Searching for Justice in the Stygian Swamp
Marty Strange, Policy Director, Rural School and Community Trust
“No, not us,” said the Nebraska Supreme Court when asked by rural students, parents, and school districts if Nebraska’s miserly school funding system does enough to educate her youth.
The Nebraska Constitution requires “free instruction in the common schools” of the state. The plaintiffs wanted to know if those words have any meaning in a court of law, or are they just so much constitutional blather?
The Court said the meaning of those words is a “political question” for the legislature and the governor, not the courts, to decide. The court found for blather.
Political question? Don’t kid yourself. Courts decide the questions they want to decide. The ones they don’t want to decide they label “political.”

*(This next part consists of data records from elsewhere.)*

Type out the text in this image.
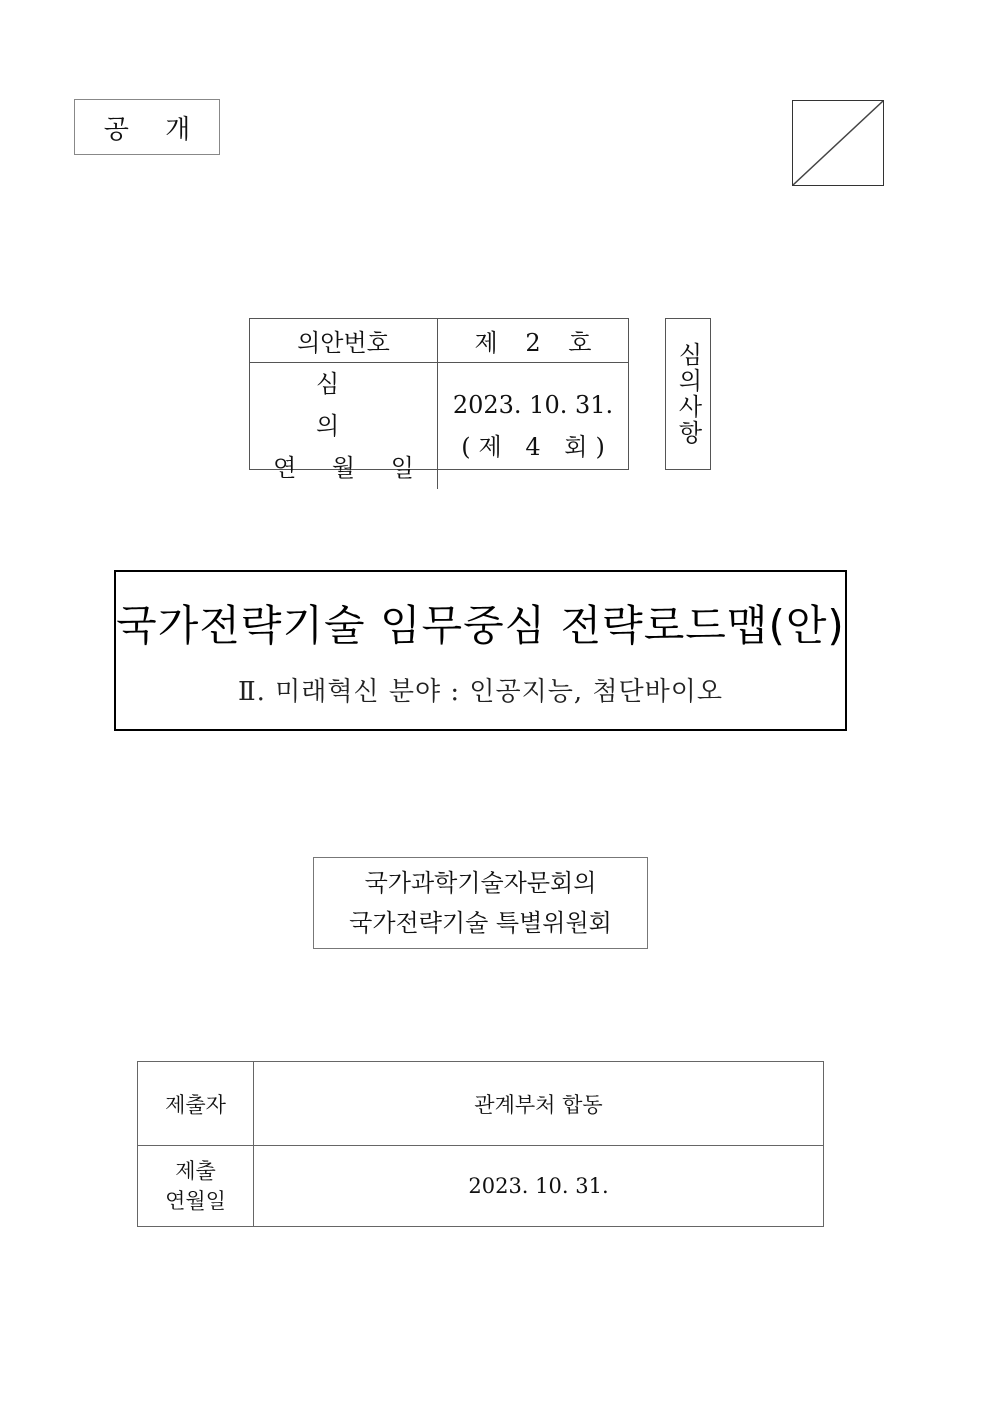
공 개
의안번호	제 2 호
심 의
연 월 일
2023. 10. 31.
(제 4 회)
심의사항
국가전략기술 임무중심 전략로드맵(안)
Ⅱ. 미래혁신 분야 : 인공지능, 첨단바이오
국가과학기술자문회의
국가전략기술 특별위원회
제출자	관계부처 합동
제출
연월일
2023. 10. 31.
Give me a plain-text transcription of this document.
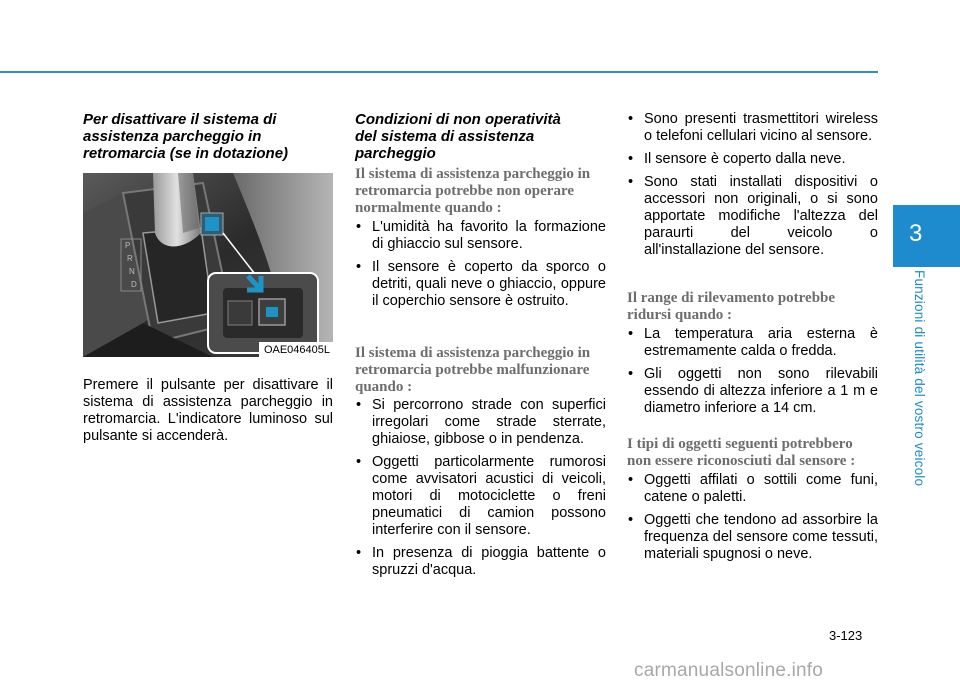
3
Funzioni di utilità del vostro veicolo
Per disattivare il sistema di assistenza parcheggio in retromarcia (se in dotazione)
P
R
N
D
OAE046405L

Premere il pulsante per disattivare il sistema di assistenza parcheggio in retromarcia. L'indicatore luminoso sul pulsante si accenderà.

Condizioni di non operatività del sistema di assistenza parcheggio
Il sistema di assistenza parcheggio in retromarcia potrebbe non operare normalmente quando :
• L'umidità ha favorito la formazione di ghiaccio sul sensore.
• Il sensore è coperto da sporco o detriti, quali neve o ghiaccio, oppure il coperchio sensore è ostruito.
Il sistema di assistenza parcheggio in retromarcia potrebbe malfunzionare quando :
• Si percorrono strade con superfici irregolari come strade sterrate, ghiaiose, gibbose o in pendenza.
• Oggetti particolarmente rumorosi come avvisatori acustici di veicoli, motori di motociclette o freni pneumatici di camion possono interferire con il sensore.
• In presenza di pioggia battente o spruzzi d'acqua.
• Sono presenti trasmettitori wireless o telefoni cellulari vicino al sensore.
• Il sensore è coperto dalla neve.
• Sono stati installati dispositivi o accessori non originali, o si sono apportate modifiche l'altezza del paraurti del veicolo o all'installazione del sensore.
Il range di rilevamento potrebbe ridursi quando :
• La temperatura aria esterna è estremamente calda o fredda.
• Gli oggetti non sono rilevabili essendo di altezza inferiore a 1 m e diametro inferiore a 14 cm.
I tipi di oggetti seguenti potrebbero non essere riconosciuti dal sensore :
• Oggetti affilati o sottili come funi, catene o paletti.
• Oggetti che tendono ad assorbire la frequenza del sensore come tessuti, materiali spugnosi o neve.
3-123
carmanualsonline.info
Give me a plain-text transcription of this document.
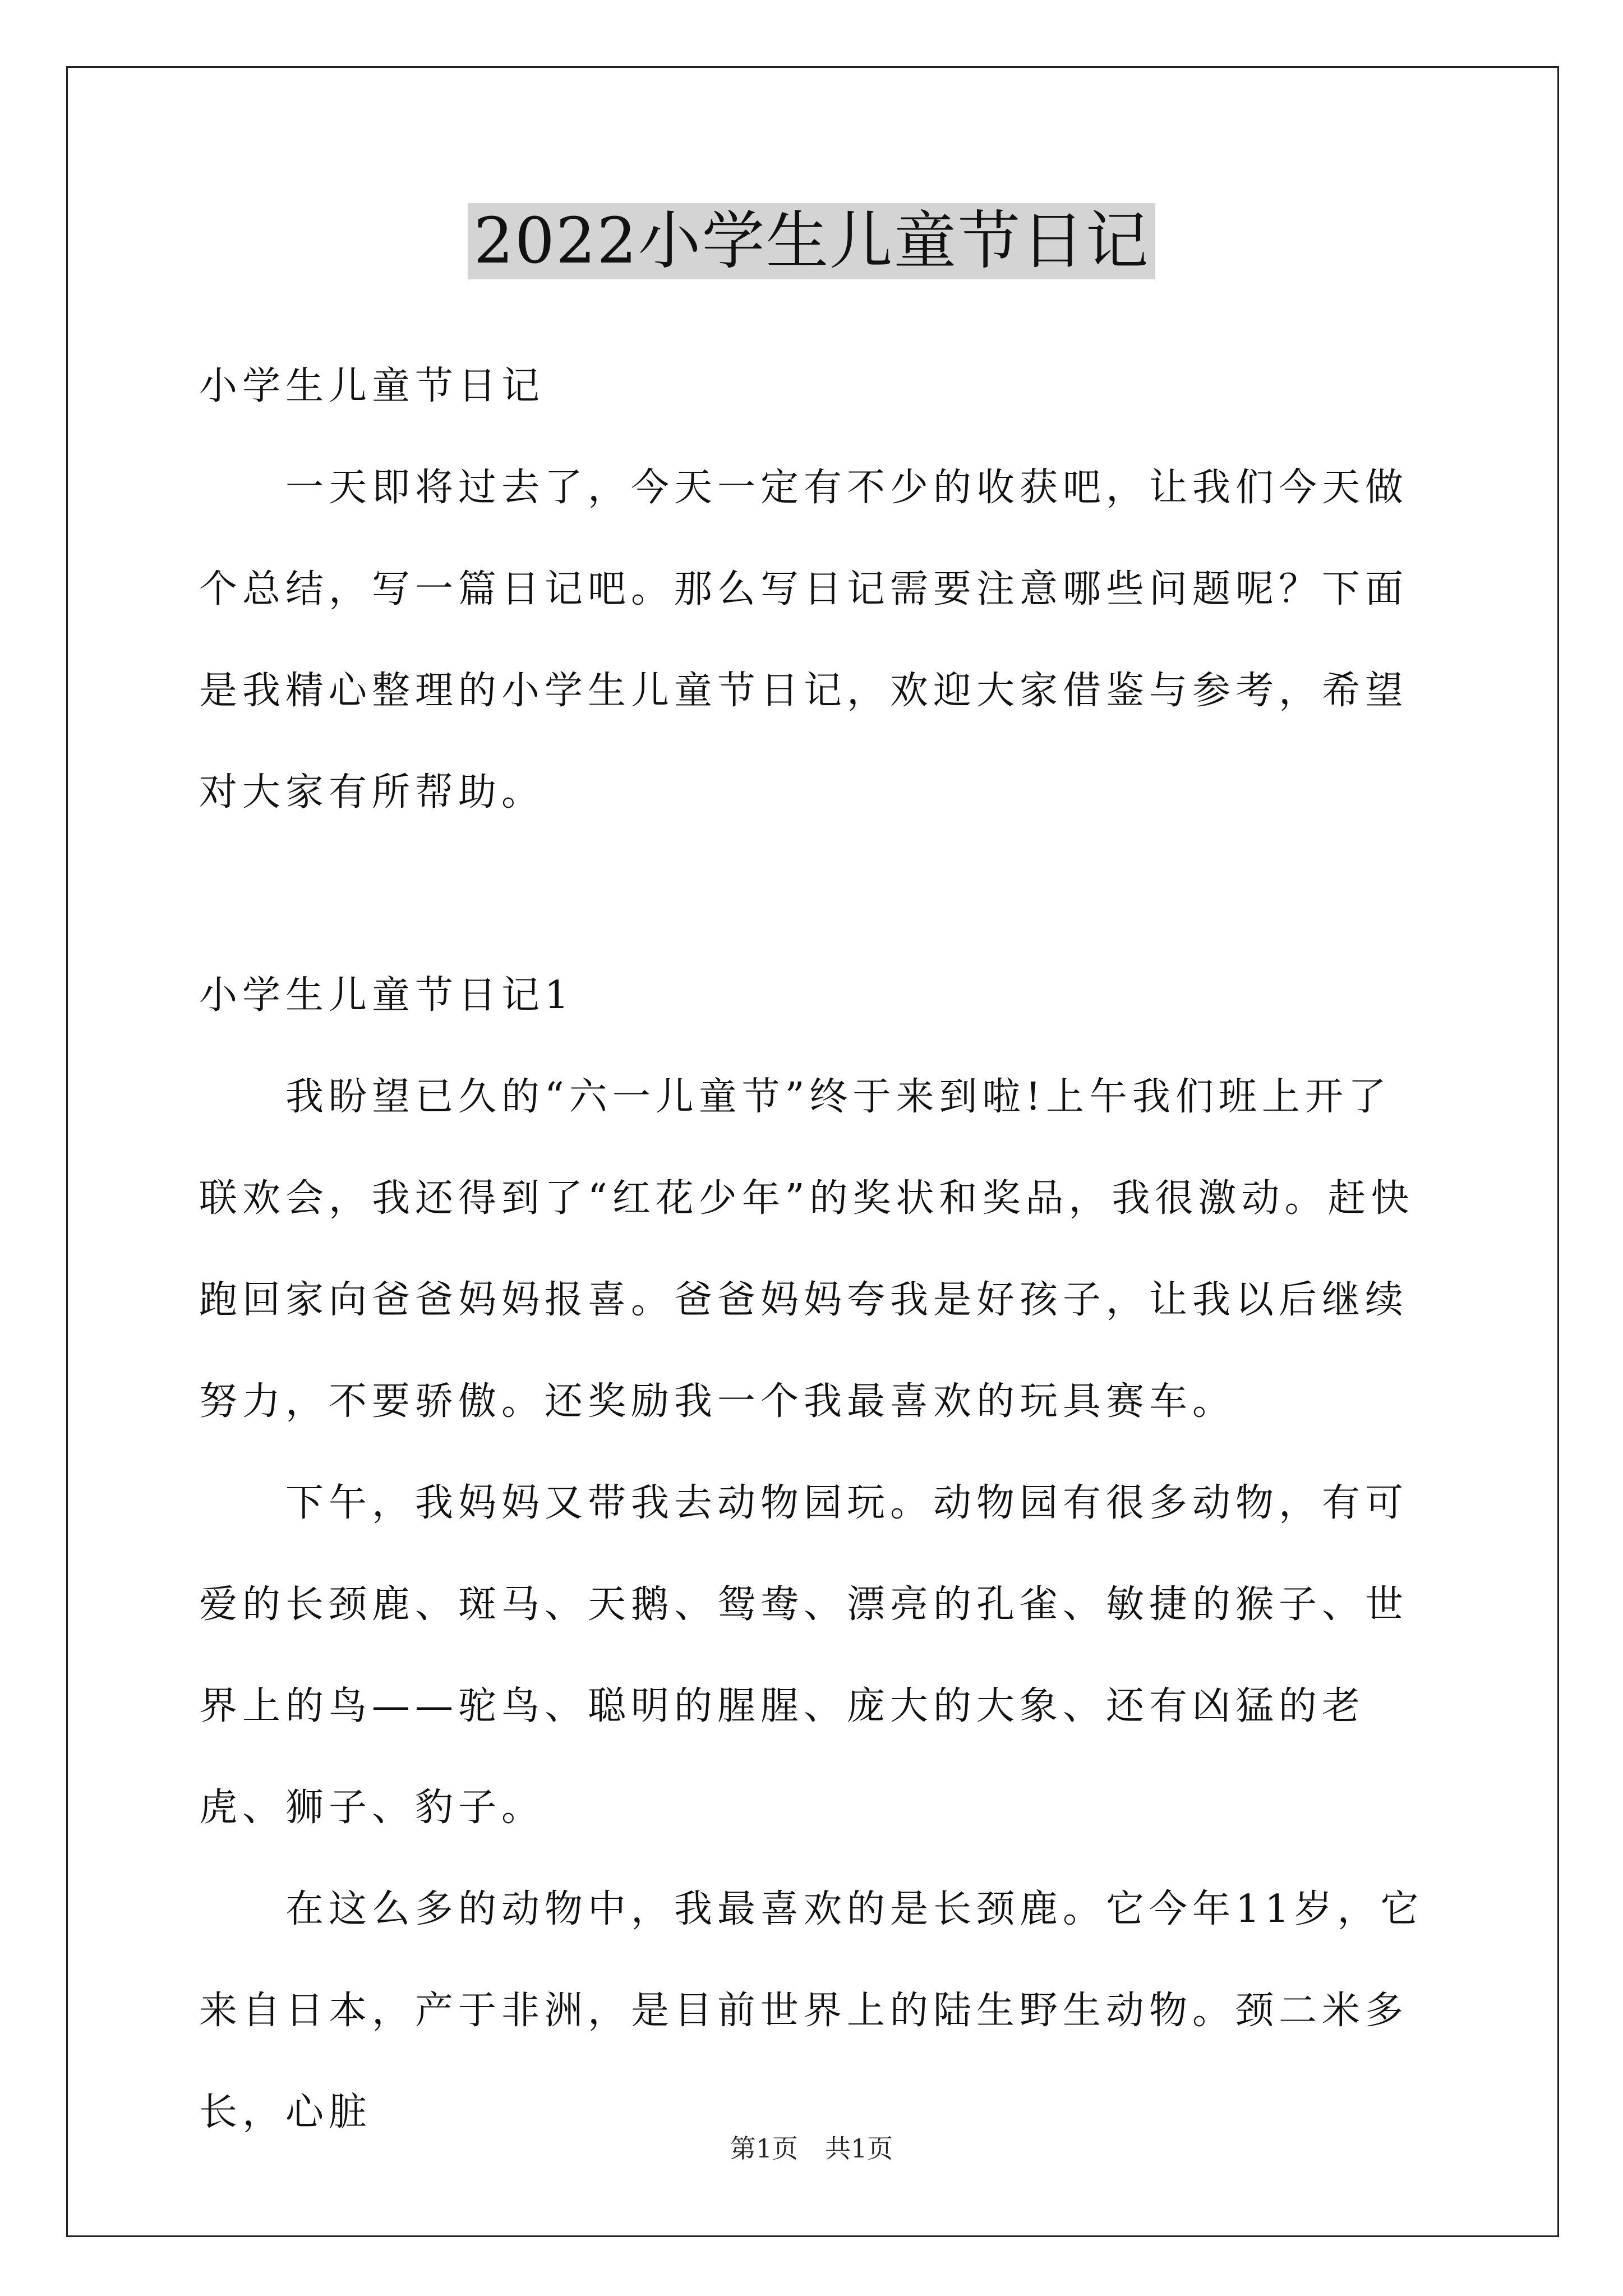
2022小学生儿童节日记

小学生儿童节日记

一天即将过去了，今天一定有不少的收获吧，让我们今天做个总结，写一篇日记吧。那么写日记需要注意哪些问题呢？下面是我精心整理的小学生儿童节日记，欢迎大家借鉴与参考，希望对大家有所帮助。

小学生儿童节日记1

我盼望已久的“六一儿童节”终于来到啦!上午我们班上开了联欢会，我还得到了“红花少年”的奖状和奖品，我很激动。赶快跑回家向爸爸妈妈报喜。爸爸妈妈夸我是好孩子，让我以后继续努力，不要骄傲。还奖励我一个我最喜欢的玩具赛车。

下午，我妈妈又带我去动物园玩。动物园有很多动物，有可爱的长颈鹿、斑马、天鹅、鸳鸯、漂亮的孔雀、敏捷的猴子、世界上的鸟——驼鸟、聪明的腥腥、庞大的大象、还有凶猛的老虎、狮子、豹子。

在这么多的动物中，我最喜欢的是长颈鹿。它今年11岁，它来自日本，产于非洲，是目前世界上的陆生野生动物。颈二米多长，心脏

第1页 共1页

While it is true that courts should not legislate, it is also true that words have meaning, and it is the Court’s duty to interpret their meaning, especially when those words are part of the Constitution.
But according to the Nebraska Supreme Court, the words “free instruction in the common schools of this state” can mean a coloring book, a crayon, and a tree stump for a desk if the politicians say so.
Then the judges suggested the plaintiffs were merely angry and sullen sinners who could go to hell for daring to ask these Wizards of Oz to come out from behind their curtain and perform their public duty to interpret the Nebraska Constitution.
Mind you, the Supreme Courts in over a dozen states have had no trouble ruling that their state’s school funding system is inadequate without ducking behind the “political question” curtain for cover.